Maintenant la chanteuse cachée ne répète plus, — elle corrige. Sa voix est plus étendue, plus pleine, plus véloce. Elle a des tenues auprès desquelles les tenues de la prima donna sont des piqués, et des piqués auprès desquels les piqués de l’actrice sont des tenues. La diva donne la première note d’une vocalise, que l’autre déjà l’égrène tout entière, — une octave plus haut. Un jour, la Catalini a faussé d’un comma dans une gamme chromatique, et, vingt-quatre heures durant, l’autre a seriné le passage douteux. Superstitieuse, Rosine s’est couverte de scapulaires et d’amulettes ; et, pour éloigner la diabolique rivale, Desdémone, devant l’impresario et les artistes ahuris, a lavé les planches de la Scala d’une grande aspergée d’eau bénite. Illuminée soudain par la grâce, elle a voulu quitter le théâtre. L’Italie a glosé de cette conversion inattendue, — et devant une foule intriguée, la Catalini a chanté au jubé de la cathédrale. D’une voix vibrante elle a lancé l’invocation de Stradella : aussitôt, dominant le ronflement des orgues, le heurt des chaises, le murmure des conversations, le piétinement des curieux qui gagnaient la porte pour entrevoir la chanteuse à la sortie, — la voix maudite, faible d’abord, puis toujours grandissante et plus sonore, se brisa contre la voûte, envahit l’immense vaisseau, — et l’église elle-même sembla chanter. Dieu ne voulait donc pas de l’actrice. Aujourd’hui, elle rentre à la Scala. Dans une heure, elle sera là-bas, devant le public idolâtre des anciens jours.

Une agitation fébrile saisit la jeune femme. De long en large, de large en long, droit, de travers, lentement, vite, — se parlant à elle-même, rejetant du pied sa traîne lourde, elle va, vient, s’arrête, revient, s’arrête encore, ouvre une fenêtre en heurtant un vase du Japon qui se morcelle sur le parquet, — et la diva se penche au balcon, échevelée.

Le grand paysage dort. Lugubrement s’abaisse le ciel noir, aux nuages ourlés d’argent par une lune incertaine. L’air chaud pèse. Les horizons pâmés semblent attendre.
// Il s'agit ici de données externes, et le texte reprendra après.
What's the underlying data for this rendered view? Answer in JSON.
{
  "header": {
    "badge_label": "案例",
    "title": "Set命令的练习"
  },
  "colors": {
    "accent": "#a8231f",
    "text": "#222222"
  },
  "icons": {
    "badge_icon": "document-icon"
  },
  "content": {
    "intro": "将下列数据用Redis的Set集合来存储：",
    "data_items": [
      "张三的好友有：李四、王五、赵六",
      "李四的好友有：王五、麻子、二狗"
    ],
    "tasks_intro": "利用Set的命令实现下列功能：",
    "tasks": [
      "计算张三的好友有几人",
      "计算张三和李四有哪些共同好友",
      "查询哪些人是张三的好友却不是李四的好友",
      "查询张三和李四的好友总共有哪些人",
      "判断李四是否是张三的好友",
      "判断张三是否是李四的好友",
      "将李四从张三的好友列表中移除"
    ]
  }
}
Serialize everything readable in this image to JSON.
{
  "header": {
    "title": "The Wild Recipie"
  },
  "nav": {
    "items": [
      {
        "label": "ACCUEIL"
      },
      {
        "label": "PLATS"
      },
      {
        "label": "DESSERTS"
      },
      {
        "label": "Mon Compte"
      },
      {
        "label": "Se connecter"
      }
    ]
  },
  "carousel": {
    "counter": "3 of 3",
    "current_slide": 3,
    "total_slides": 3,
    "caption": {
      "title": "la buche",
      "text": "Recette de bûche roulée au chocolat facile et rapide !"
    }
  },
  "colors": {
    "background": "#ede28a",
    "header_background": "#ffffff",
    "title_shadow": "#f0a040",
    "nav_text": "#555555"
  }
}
Tout à coup s’illumine la nuit, et, dans une fulgurance, les éclairs se croisent comme des épées. L’orage éclate et la pluie hachure.

Huit heures sonnent.

La Catalini appelle ses gens et fait atteler.

À la Scala.

La salle regorge. Sur le fond rouge des fauteuils et des tentures moutonnent en bas les habits noirs ; en haut rutilent les satins et les soies. De ci, de là, les diamants aiguisent leurs feux. Et dans ce fouillis d’étoffes les candélabres des loges s’accrochent et se rejoignent en grappes de lumière. Sur le velours d’une avant-scène Lovarias étale sa main blanche de vieillard.

La Catalini paraît. Une acclamation s’élève et des jonchées de bouquets fleurissent la scène. Elle est résolue, l’étoile. Elle luttera jusqu’au bout. Son courage s’exalte, et ses yeux ont des lueurs de triomphe.

Une première phrase vibre, s’envole, se pose, — emplissant la salle. L’autre se tait.

Alors la diva rayonne. Elle s’est reconquise elle-même, et, transfigurée, exulte de jeunesse et d’orgueil. À elle le monde, à elle les émotions du drame, couronnes et bijoux, superbes et larges aventures. Voluptés à elle, gloire à elle, fortune à elle ! Et chaque note tombée de ses lèvres tinte comme une pièce d’or.

Dans un crescendo haletant, dans une vertigineuse cadence, elle entraîne l’orchestre. Sa voix monte, descend, roule, saute, et bat son dernier trille sur le contre-ré.

L’auditoire entier est debout.

Elle recommence.

Elle enfile une nouvelle gamme.

L’autre répète.

La Catalini devient livide. Une sueur froide l’inonde. Sa gorge s’oppresse et siffle. Et le théâtre semble tourner confusément autour d’elle, avec ses étages de figures ironiques et grimaçantes.

Qu’importe ! Elle se roidit, ébauche un sourire qui navre, — et poursuit son air. Chaque note, chaque vocalise a son écho. L’autre réplique, plus haut, plus haut, toujours plus haut. Et quand la prima donna assoluta, la poitrine en feu, la bouche tirée, les yeux révulsés, atteint le contre-ré final, elle veut s’unir à l’autre trillant sur le contre-fa, — se hausse sur la pointe des pieds, pousse un cri rauque, bat l’air de ses mains raidies, et tombe morte sur le plancher.